Deputato, segretario del Partito Socialista Unitario, formazione nata da una scissione del Partito Socialista Italiano al Congresso di Roma dell’ottobre 1922, di una eloquenza irresistibile e di una documentazione fuori dal comune. Fu spirito propulsore del suo partito e dopo il suo martirio fu fiamma viva di fede del proletariato.

Profondamente buono, fu il tribuno della riscossa umana. Il suo nome, oggi, è un simbolo. Disse: «Sull’altare della concordia democratica offrano quanto di meglio hanno i partiti e gettino sul rogo quanto possono avere di tristo». E quando cadde insanguinato sotto la furia degli assassini, esclamò: «Uccidete me, ma l’idea che è in me non muore!».

Piazza Verdi

In dialetto piazza Verdi era LA PIASĀTTA, in precedenza piazzetta del Teatro. Qui, sino all’Ottocento, sorgevano il convento e la chiesa di San Francesco, una costruzione in stile gotico lombardo a tre navate, sorta su un’antecedente chiesa romanica risalente al Trecento. Il convento aveva due chiostri porticati e un orto.
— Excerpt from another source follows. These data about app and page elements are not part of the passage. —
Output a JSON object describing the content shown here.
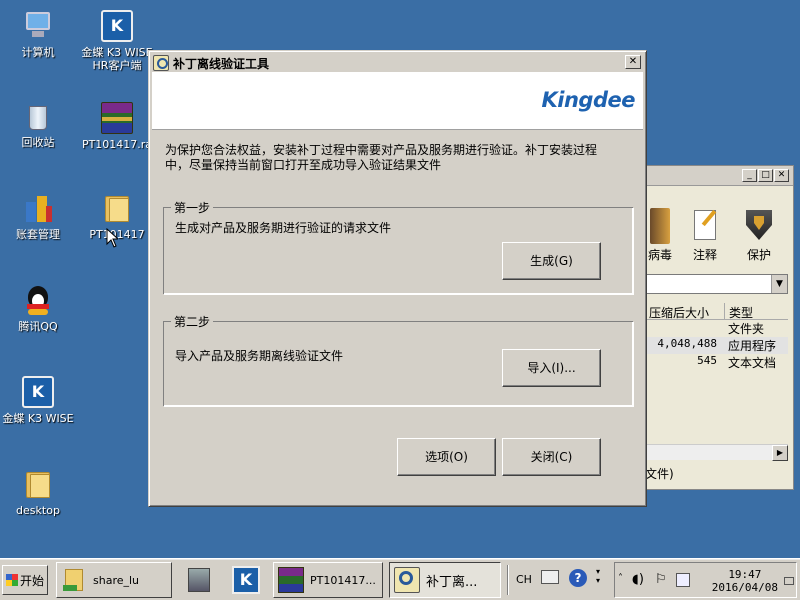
{
  "desktop": {
    "icons": [
      {
        "label": "计算机",
        "icon": "computer-icon"
      },
      {
        "label": "金蝶 K3 WISE\nHR客户端",
        "icon": "k3-hr-client-icon"
      },
      {
        "label": "回收站",
        "icon": "recycle-bin-icon"
      },
      {
        "label": "PT101417.ra",
        "icon": "rar-archive-icon"
      },
      {
        "label": "账套管理",
        "icon": "account-management-icon"
      },
      {
        "label": "PT101417",
        "icon": "folder-icon"
      },
      {
        "label": "腾讯QQ",
        "icon": "qq-icon"
      },
      {
        "label": "金蝶 K3 WISE",
        "icon": "k3-wise-icon"
      },
      {
        "label": "desktop",
        "icon": "folder-icon"
      }
    ]
  },
  "background_window": {
    "toolbar": [
      {
        "label": "病毒",
        "icon": "antivirus-icon"
      },
      {
        "label": "注释",
        "icon": "comment-icon"
      },
      {
        "label": "保护",
        "icon": "protect-shield-icon"
      }
    ],
    "columns": [
      "压缩后大小",
      "类型"
    ],
    "rows": [
      {
        "size": "",
        "type": "文件夹"
      },
      {
        "size": "4,048,488",
        "type": "应用程序"
      },
      {
        "size": "545",
        "type": "文本文档"
      }
    ],
    "status_text": "文件)"
  },
  "dialog": {
    "title": "补丁离线验证工具",
    "logo_text": "Kingdee",
    "intro": "为保护您合法权益，安装补丁过程中需要对产品及服务期进行验证。补丁安装过程中，尽量保持当前窗口打开至成功导入验证结果文件",
    "step1": {
      "label": "第一步",
      "text": "生成对产品及服务期进行验证的请求文件",
      "button": "生成(G)"
    },
    "step2": {
      "label": "第二步",
      "text": "导入产品及服务期离线验证文件",
      "button": "导入(I)..."
    },
    "options_button": "选项(O)",
    "close_button": "关闭(C)"
  },
  "taskbar": {
    "start_label": "开始",
    "tasks": [
      {
        "label": "share_lu",
        "icon": "folder-icon"
      },
      {
        "label": "PT101417...",
        "icon": "rar-archive-icon"
      },
      {
        "label": "补丁离...",
        "icon": "magnifier-icon"
      }
    ],
    "language": "CH",
    "time": "19:47",
    "date": "2016/04/08"
  }
}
Giuseppe Fortunino Francesco Verdi nacque alle Roncole, presso Busseto (Parma), nel 1813 e mori a Milano nel 1901. È il più caro e apprezzato musicista del nostro Paese, il cui nome passò ogni confine, una delle glorie italiane più eccelse, venuto dalla povertà, attraverso una dura lotta, vinta poi trionfalmente in nome dell’arte.

La sua musica è originale e possente, pure essendo comprensibile da tutti: e questo è il vanto maggiore del suo genio. Il popolo ha amato questo gigante buono, per il fremito d’amor di patria che dalle sue opere spirava, specialmente quando l’Italia era ancora sottomessa allo straniero. Fra le sue maggiori opere resteranno imperiture: Aida, Rigoletto, Nabucco, Ernani, I Lombardi, Il Trovatore, La Traviata, Otello, Falstaff, Il ballo in maschera.